4. It is found that the respondent convened in executive session during its May 14, 1986 meeting for the stated purpose of reviewing correspondence sent by one Charles Raymond to determine if his question fell within its jurisdiction.

 

Docket #FIC 86-180 Page 2

 

5. The respondent claims this was a permissible purpose within the meaning of 1-18a(e)(1), G.S.

 

6. It is further found that while convened in executive session, the respondent did not discuss Mr. Raymond's request, but instead discussed and voted to send a letter to Mr.

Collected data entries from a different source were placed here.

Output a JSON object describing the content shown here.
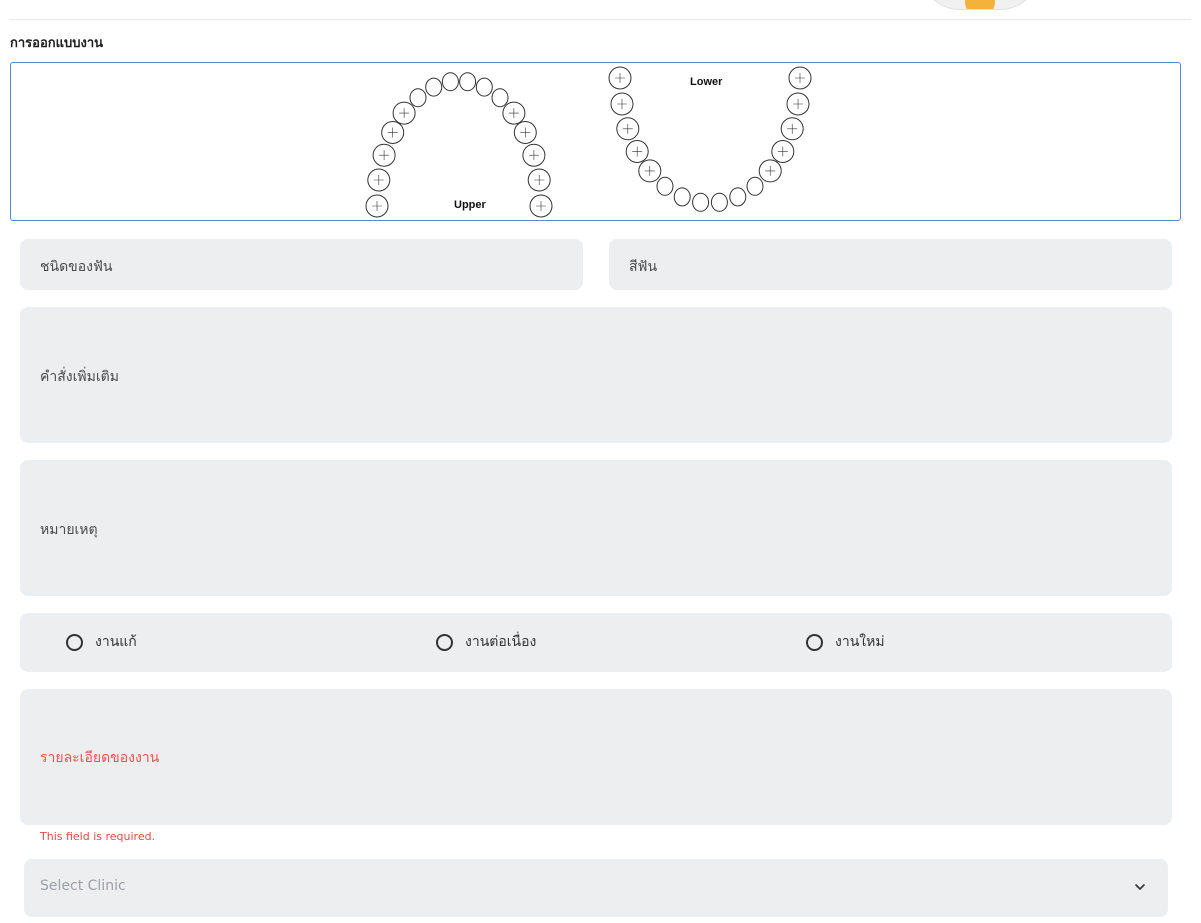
{
  "section": {
    "title": "การออกแบบงาน"
  },
  "tooth_chart": {
    "upper_label": "Upper",
    "lower_label": "Lower"
  },
  "fields": {
    "tooth_type": {
      "placeholder": "ชนิดของฟัน"
    },
    "tooth_color": {
      "placeholder": "สีฟัน"
    },
    "extra_instructions": {
      "placeholder": "คำสั่งเพิ่มเติม"
    },
    "remark": {
      "placeholder": "หมายเหตุ"
    },
    "work_detail": {
      "placeholder": "รายละเอียดของงาน",
      "error": "This field is required."
    }
  },
  "work_type": {
    "options": [
      {
        "label": "งานแก้",
        "selected": false
      },
      {
        "label": "งานต่อเนื่อง",
        "selected": false
      },
      {
        "label": "งานใหม่",
        "selected": false
      }
    ]
  },
  "clinic_select": {
    "placeholder": "Select Clinic",
    "icon": "chevron-down-icon"
  },
  "colors": {
    "error": "#f0524d",
    "field_bg": "#eceef0",
    "chart_border": "#5b87c9"
  }
}
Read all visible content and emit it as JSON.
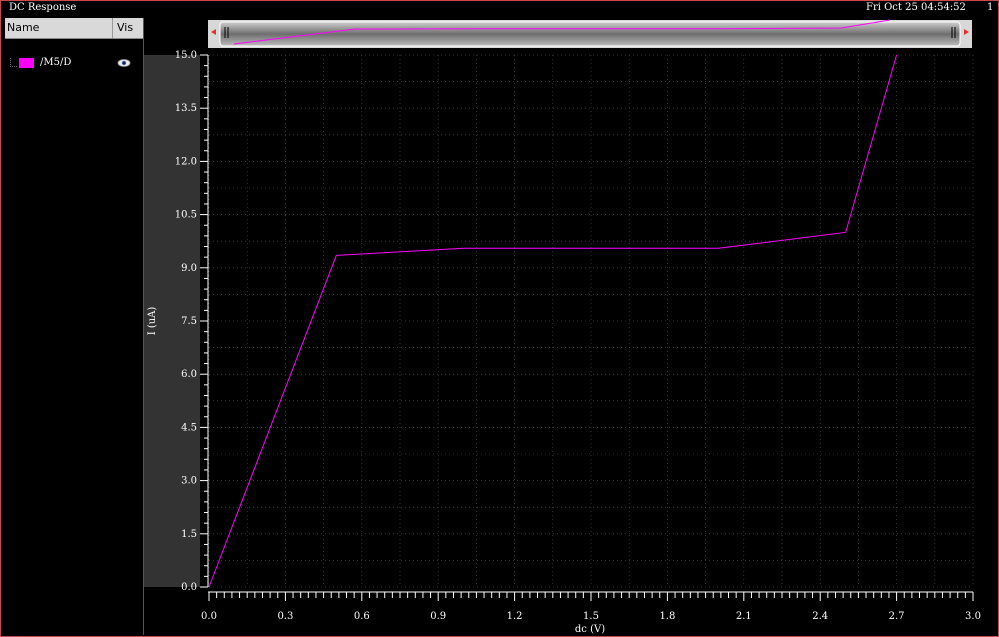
{
  "window": {
    "title": "DC Response",
    "timestamp": "Fri Oct 25 04:54:52",
    "page_number": "1"
  },
  "legend": {
    "columns": {
      "name": "Name",
      "vis": "Vis"
    },
    "items": [
      {
        "label": "/M5/D",
        "color": "#ff00ff",
        "visible_icon": "eye-icon"
      }
    ]
  },
  "colors": {
    "trace": "#ff00ff",
    "background": "#000000",
    "grid": "#555555",
    "frame": "#c94a4a"
  },
  "chart_data": {
    "type": "line",
    "xlabel": "dc (V)",
    "ylabel": "I (uA)",
    "xlim": [
      0.0,
      3.0
    ],
    "ylim": [
      0.0,
      15.0
    ],
    "xticks": [
      "0.0",
      "0.3",
      "0.6",
      "0.9",
      "1.2",
      "1.5",
      "1.8",
      "2.1",
      "2.4",
      "2.7",
      "3.0"
    ],
    "yticks": [
      "0.0",
      "1.5",
      "3.0",
      "4.5",
      "6.0",
      "7.5",
      "9.0",
      "10.5",
      "12.0",
      "13.5",
      "15.0"
    ],
    "grid": true,
    "series": [
      {
        "name": "/M5/D",
        "x": [
          0.0,
          0.5,
          1.0,
          1.5,
          2.0,
          2.5,
          2.7
        ],
        "y": [
          0.0,
          9.35,
          9.55,
          9.55,
          9.55,
          10.0,
          15.0
        ]
      }
    ]
  }
}
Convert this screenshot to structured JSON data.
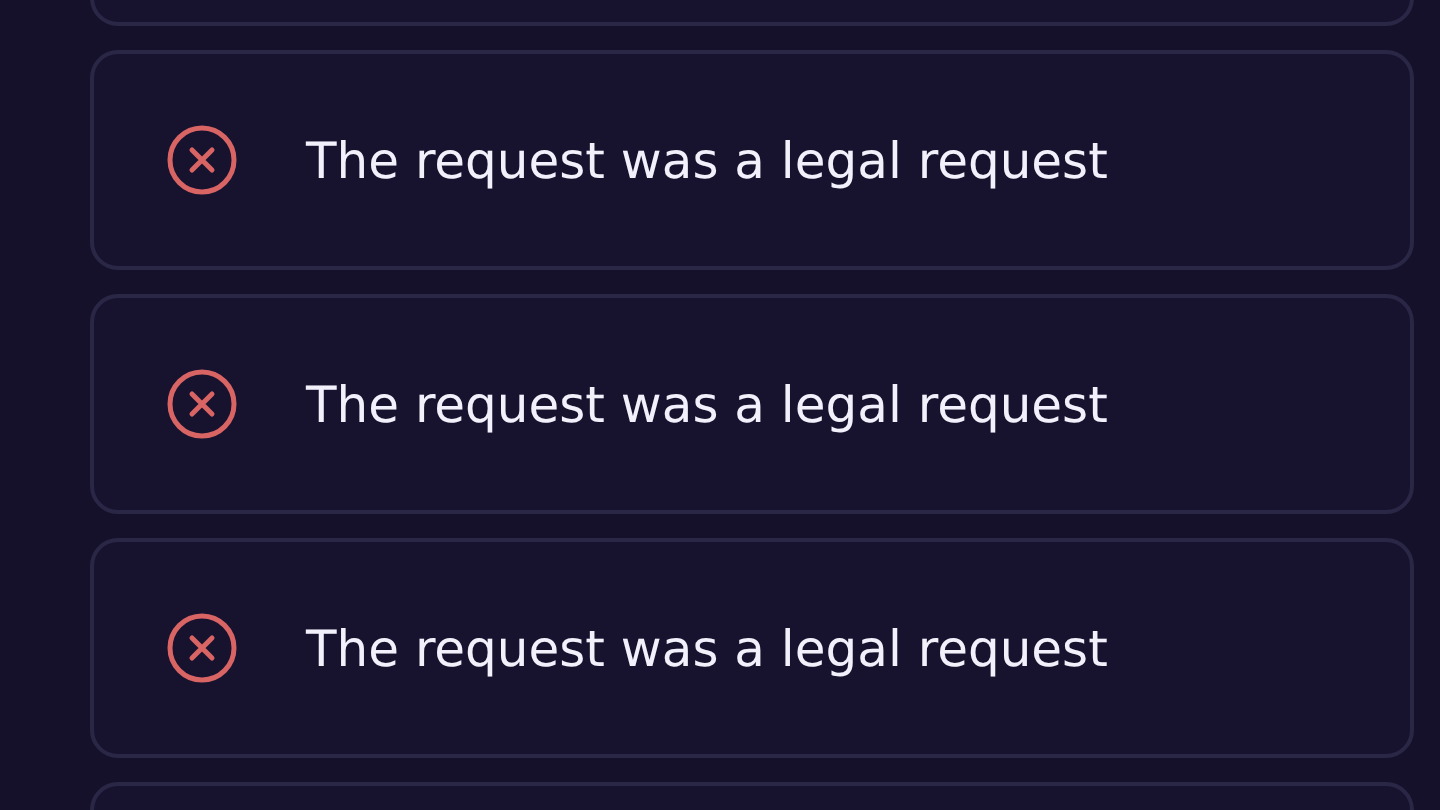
{
  "toasts": [
    {
      "kind": "blank"
    },
    {
      "kind": "error",
      "message": "The request was a legal request"
    },
    {
      "kind": "error",
      "message": "The request was a legal request"
    },
    {
      "kind": "error",
      "message": "The request was a legal request"
    },
    {
      "kind": "blank"
    }
  ]
}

DeSelding in response to questions posed by him to the respondent.

 

7. It is found that the respondent failed to convene in executive session for a permissible purpose within the meaning of 1-18a(e)(1), G.S.

 

8. It is further found that the respondent voted while convened in executive session in violation of 1-21, G.S.

 

9. It is concluded that the respondent violated 1-21, G.S., when it convened in executive session during its May 14, 1986 meeting for an improper purpose and voted in executive session regarding the improper matter.

 

10. It is found that the respondent conducted a special meeting on May 21, 1986.

 

11. It is found that the respondent convened in executive sesssion at its May 21, 1986 meeting for the stated purpose of deliberating over a letter sent to it by one Charles Raymond.

 

12. It is further found that while convened in executive session the respondent discussed and voted to send a letter to Charles Raymond regarding various questions posed by him to the respondent.

 

13. It is found that the respondent failed to convene in executive session at its May 21, 1986 meeting for a permissible purpose within the meaning of 1-18a(e)(1), G.S.

 

14. It is found that the respondent voted while convened in executive session in violation of 1-21, G.S.

 

15. It is concluded that the respondent violated 1-21, G.S., when it convened in executive session during it May 21, 1986 special meeting for an improper purpose and voted in executive session regarding the improper matter.

 

16. The Commission finds unpersuasive the respondent's argument that it was proper to convene in executive session because of the attendance of the press which allegedly takes many things out of context.

 

Docket #FIC 86-180 Page 3

 

17. It is found that the presence of the press does not justify the respondent's closed meetings or excuse it from complying with the open meetings requirements of 1-21, G.S.

 

18. The Commission notes that under the facts of this case, it would serve no useful purpose to declare actions taken at either the May 14, 1986 or May 21, 1986 meetings null and void.

 

19. The Commission also notes, however, that the respondent violated numerous provisions of the Freedom of Information Act which indicates a clear lack of knowledge on its part concerning the requirements of the Act.

 

20. As a public agency, the respondent has a responsibility and obligation to become knowledgeable with the requirements of the Freedom of Information Act.

 

 

The following order by the Commission is hereby recommended on the basis of the record concerning the above-captioned complaint:

 

1. The respondent shall henceforth act in strict compliance with 1-21, G.S.

 

2. The respondent shall forthwith provide the complainants with a copy of the letters identified in paragraghs 6 and 12 of the findings, above.

 

3. Each member of the respondent shall, within two weeks of the final decision in this matter, read and study the terms of the Freedom of Information Act, 1-15, 1-18a, 1-19 to 1-19c, inclusive and 1-20 to 1-21k, inclusive, G.S., and shall, at the end of such two weeks, provide the Commission with an affidavit stating that the member is familiar with the requirements of the Freedom of Information Act.

 

4. The respondent shall provide a copy of this report to the town clerk for posting in the same manner as a notice of special meeting is posted pursuant to 1-21(a), G.S. Such report shall remain posted for a period of three weeks.

 

Approved by order of the Freedom of Information Commission at its regular meeting of October 8, 1986.